CoCo4MT sets out to be the first workshop centered around research that focuses on corpora creation, cleansing, and augmentation techniques specifically for machine translation. We accept work that covers any spoken language (including high-resource languages) but we are specifically interested in those submissions that are on languages with limited existing resources (low-resource languages) where resources are not highly available. Since techniques from high-resource languages are generally statistical in nature and could be used as generic solutions for any language, we welcome submissions on high-resource languages also.
The goal of this workshop is to begin to close the gap between corpora available for low-resource translation systems and promote high-quality data for online systems that can be used by native speakers of low-resource languages is of particular interest. Therefore, It will be beneficial if the techniques presented in research papers include their impact on the quality of MT output and how they can be used in the real world.

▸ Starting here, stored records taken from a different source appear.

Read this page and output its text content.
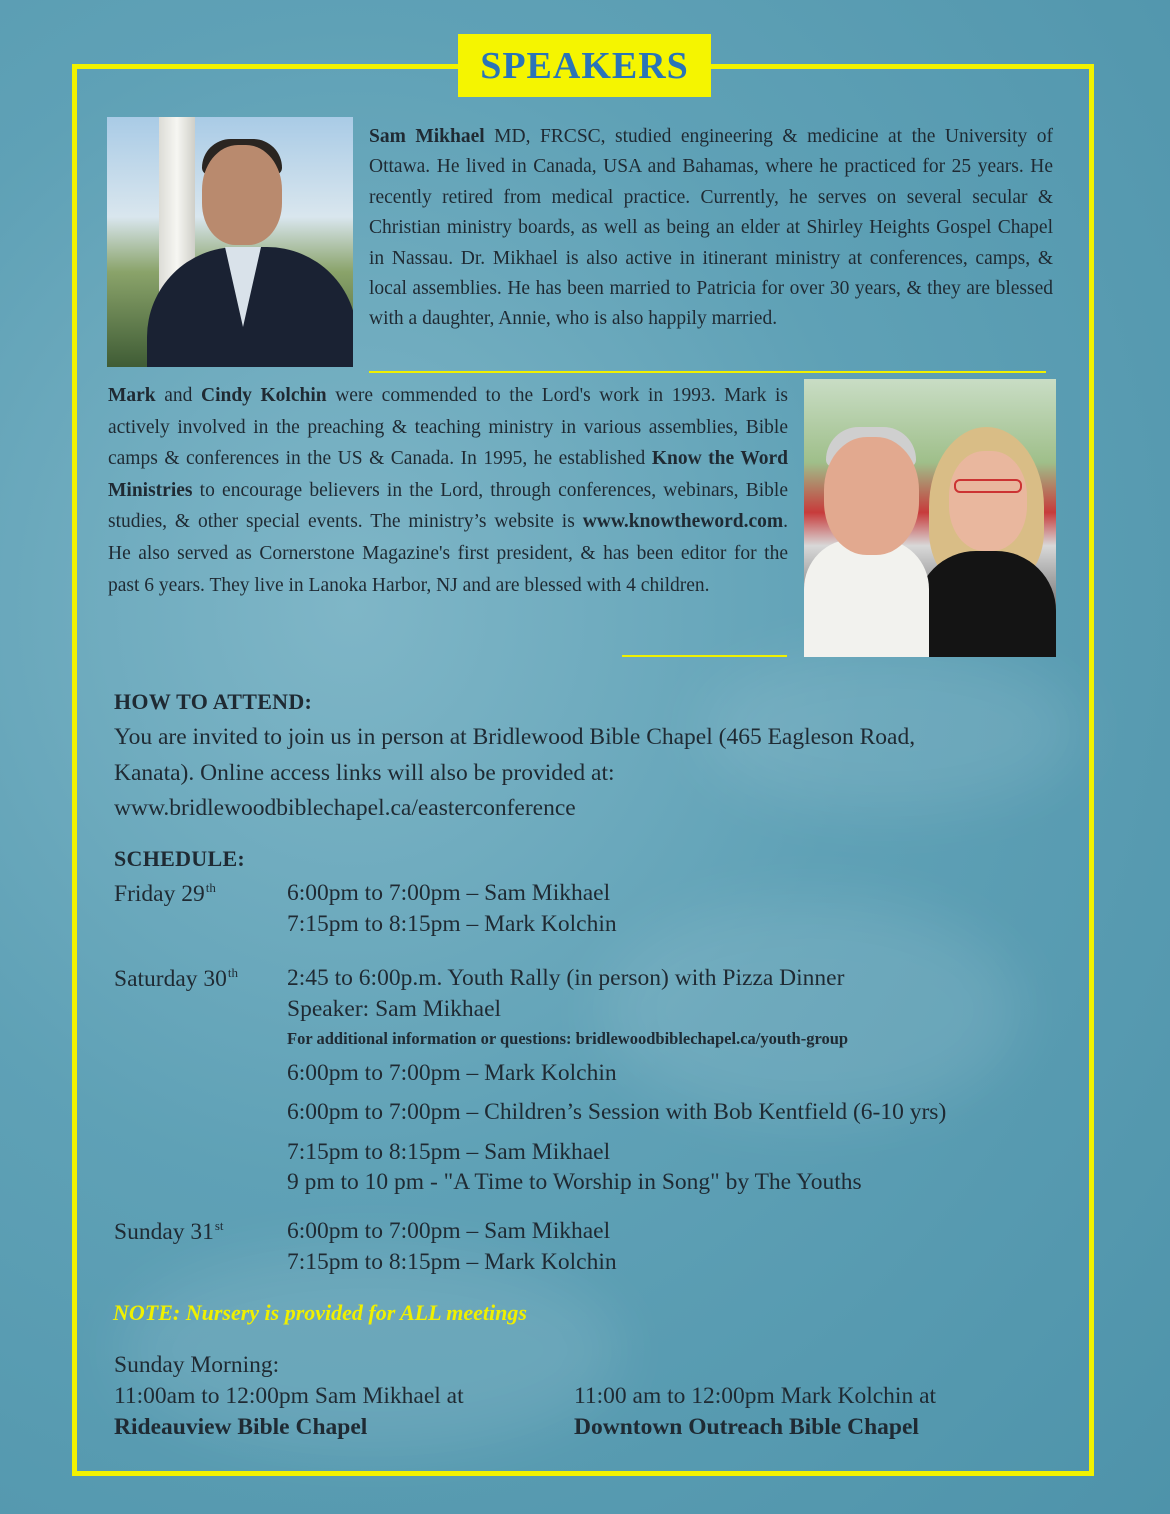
SPEAKERS
Sam Mikhael MD, FRCSC, studied engineering & medicine at the University of Ottawa. He lived in Canada, USA and Bahamas, where he practiced for 25 years. He recently retired from medical practice. Currently, he serves on several secular & Christian ministry boards, as well as being an elder at Shirley Heights Gospel Chapel in Nassau. Dr. Mikhael is also active in itinerant ministry at conferences, camps, & local assemblies. He has been married to Patricia for over 30 years, & they are blessed with a daughter, Annie, who is also happily married.
Mark and Cindy Kolchin were commended to the Lord's work in 1993. Mark is actively involved in the preaching & teaching ministry in various assemblies, Bible camps & conferences in the US & Canada. In 1995, he established Know the Word Ministries to encourage believers in the Lord, through conferences, webinars, Bible studies, & other special events. The ministry’s website is www.knowtheword.com. He also served as Cornerstone Magazine's first president, & has been editor for the past 6 years. They live in Lanoka Harbor, NJ and are blessed with 4 children.
HOW TO ATTEND:
You are invited to join us in person at Bridlewood Bible Chapel (465 Eagleson Road,
Kanata). Online access links will also be provided at:
www.bridlewoodbiblechapel.ca/easterconference
SCHEDULE:
Friday 29th	6:00pm to 7:00pm – Sam Mikhael
7:15pm to 8:15pm – Mark Kolchin
Saturday 30th 2:45 to 6:00p.m. Youth Rally (in person) with Pizza Dinner
Speaker: Sam Mikhael
For additional information or questions: bridlewoodbiblechapel.ca/youth-group
6:00pm to 7:00pm – Mark Kolchin
6:00pm to 7:00pm – Children’s Session with Bob Kentfield (6-10 yrs)
7:15pm to 8:15pm – Sam Mikhael
9 pm to 10 pm - "A Time to Worship in Song" by The Youths
Sunday 31st	6:00pm to 7:00pm – Sam Mikhael
7:15pm to 8:15pm – Mark Kolchin
NOTE: Nursery is provided for ALL meetings
Sunday Morning:
11:00am to 12:00pm Sam Mikhael at
Rideauview Bible Chapel
11:00 am to 12:00pm Mark Kolchin at
Downtown Outreach Bible Chapel
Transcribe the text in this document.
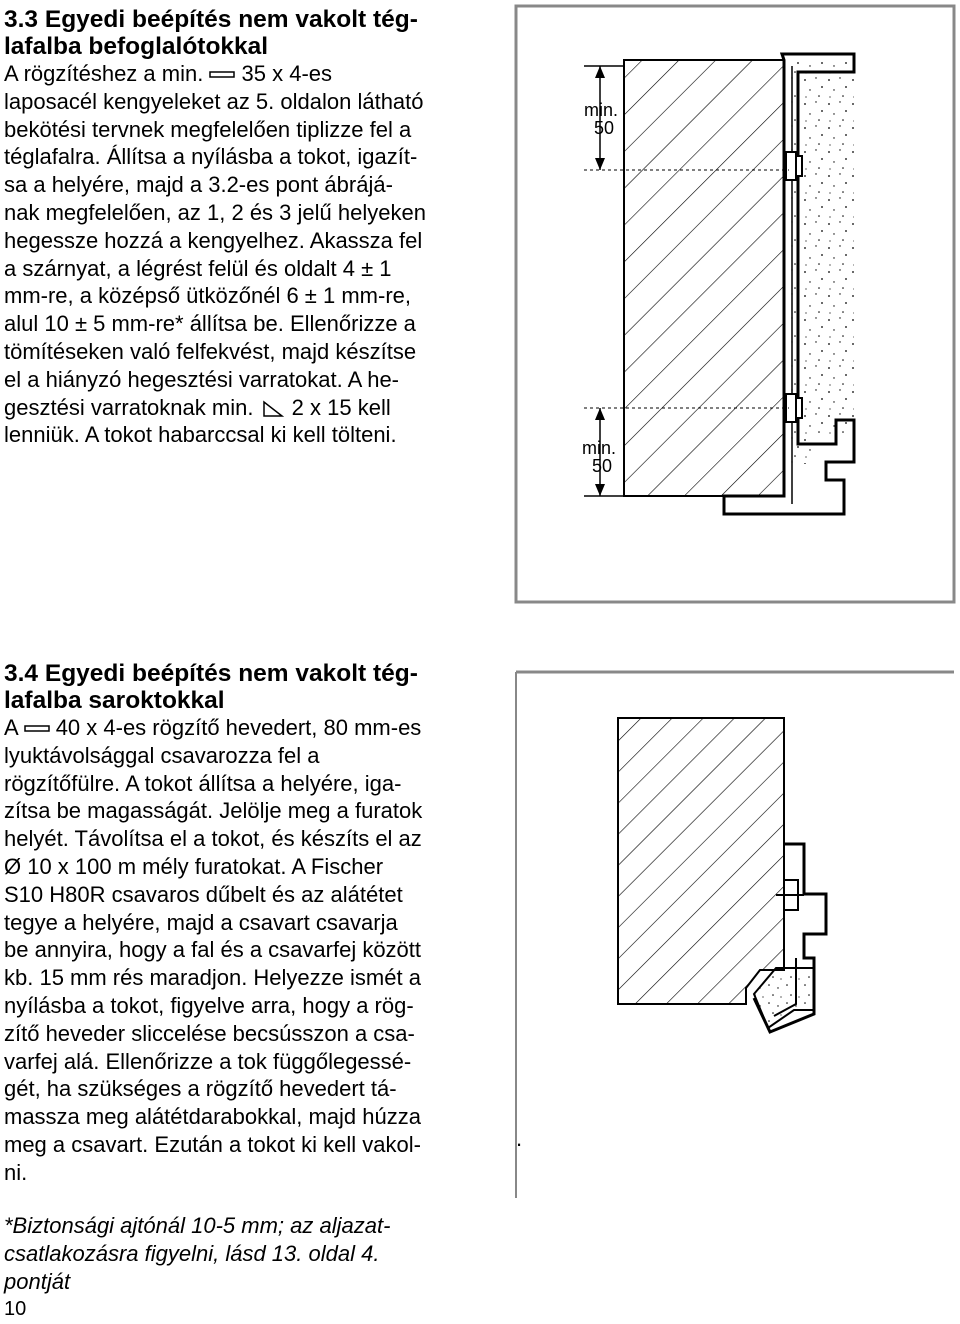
3.3 Egyedi beépítés nem vakolt tég-
lafalba befoglalótokkal

A rögzítéshez a min.  35 x 4-es
laposacél kengyeleket az 5. oldalon látható
bekötési tervnek megfelelően tiplizze fel a
téglafalra. Állítsa a nyílásba a tokot, igazít-
sa a helyére, majd a 3.2-es pont ábrájá-
nak megfelelően, az 1, 2 és 3 jelű helyeken
hegessze hozzá a kengyelhez. Akassza fel
a szárnyat, a légrést felül és oldalt 4 ± 1
mm-re, a középső ütközőnél 6 ± 1 mm-re,
alul 10 ± 5 mm-re* állítsa be. Ellenőrizze a
tömítéseken való felfekvést, majd készítse
el a hiányzó hegesztési varratokat. A he-
gesztési varratoknak min.  2 x 15 kell
lenniük. A tokot habarccsal ki kell tölteni.

min.
50
min.
50
3.4 Egyedi beépítés nem vakolt tég-
lafalba saroktokkal

A  40 x 4-es rögzítő hevedert, 80 mm-es
lyuktávolsággal csavarozza fel a
rögzítőfülre. A tokot állítsa a helyére, iga-
zítsa be magasságát. Jelölje meg a furatok
helyét. Távolítsa el a tokot, és készíts el az
Ø 10 x 100 m mély furatokat. A Fischer
S10 H80R csavaros dűbelt és az alátétet
tegye a helyére, majd a csavart csavarja
be annyira, hogy a fal és a csavarfej között
kb. 15 mm rés maradjon. Helyezze ismét a
nyílásba a tokot, figyelve arra, hogy a rög-
zítő heveder sliccelése becsússzon a csa-
varfej alá. Ellenőrizze a tok függőlegessé-
gét, ha szükséges a rögzítő hevedert tá-
massza meg alátétdarabokkal, majd húzza
meg a csavart. Ezután a tokot ki kell vakol-
ni.

.
*Biztonsági ajtónál 10-5 mm; az aljazat-
csatlakozásra figyelni, lásd 13. oldal 4.
pontját
10
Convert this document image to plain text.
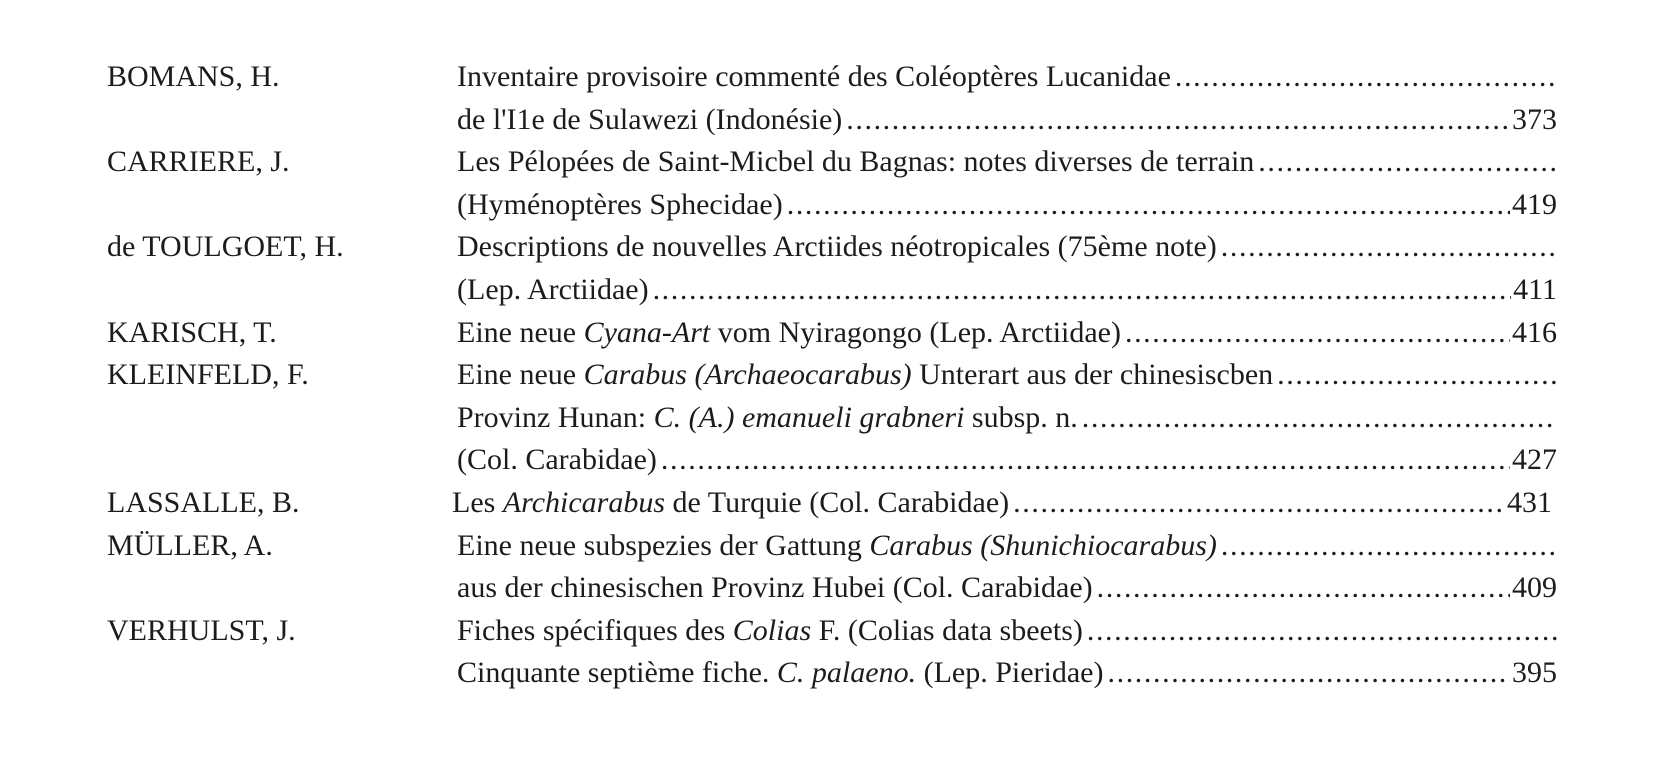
BOMANS, H.	Inventaire provisoire commenté des Coléoptères Lucanidae
.....
de l'I1e de Sulawezi (Indonésie) .....	373
CARRIERE, J.	Les Pélopées de Saint-Micbel du Bagnas: notes diverses de terrain
.....
(Hyménoptères Sphecidae) .....	419
de TOULGOET, H.	Descriptions de nouvelles Arctiides néotropicales (75ème note)
.....
(Lep. Arctiidae) .....	411
KARISCH, T.	Eine neue Cyana-Art vom Nyiragongo (Lep. Arctiidae) .....	416
KLEINFELD, F.	Eine neue Carabus (Archaeocarabus) Unterart aus der chinesiscben
.....
Provinz Hunan: C. (A.) emanueli grabneri subsp. n.
.....
(Col. Carabidae) .....	427
LASSALLE, B.	Les Archicarabus de Turquie (Col. Carabidae) .....	431
MÜLLER, A.	Eine neue subspezies der Gattung Carabus (Shunichiocarabus)
.....
aus der chinesischen Provinz Hubei (Col. Carabidae) .....	409
VERHULST, J.	Fiches spécifiques des Colias F. (Colias data sbeets)
.....
Cinquante septième fiche. C. palaeno. (Lep. Pieridae) .....	395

CoCo4MT aims to encourage research on new and undiscovered techniques. We hope that submissions will provide high-quality corpora that is available publicly for download and can be used to increase machine translation performance thus encouraging new dataset creation for multiple languages that will, in turn, provide a general workshop to consult for corpora needs in the future. The workshop’s success will be measured by the following key performance indicators:
Promotes the ongoing increase in quality of machine translation systems when measured by standard measurements,
Provides a meeting place for collaboration from several research areas to increase the availability of commonly used corpora and new corpora,
Drives innovation to address the need for higher quality and abundance of low-resource language data.
TOPICS
Topics of the workshop include but are not limited to:
Difficulties with using existing corpora (e.g., political considerations or domain limitations) and their effects on final MT systems,
Strategies for collecting new MT datasets (e.g., via crowdsourcing),
Data augmentation techniques,
Data cleansing and denoising techniques,
Quality control strategies for MT data,
Exploration of datasets for pretraining or auxiliary tasks for training MT systems.
SUBMISSION INFORMATION
There is one type of submission in the workshop: Research, review and position paper. The length of each paper should be at least four (4) and not exceed ten (10) pages, plus unlimited pages for references. Submissions should be formatted according to the official AMTA 2022 style templates (PDF, LaTeX, Word). Accepted papers will be published on-line in the AMTA 2022 proceedings which includes the ACL Anthology and will be presented at the conference either orally or as a poster.
Submissions must be anonymized and should be done using the official conference management system (https://cmt3.research.microsoft.com/AMTA2022). Scientific papers that have been or will be submitted to other venues must be declared as such, and must be withdrawn from the other venues if accepted and published at CoCo4MT. The review will be double-blind.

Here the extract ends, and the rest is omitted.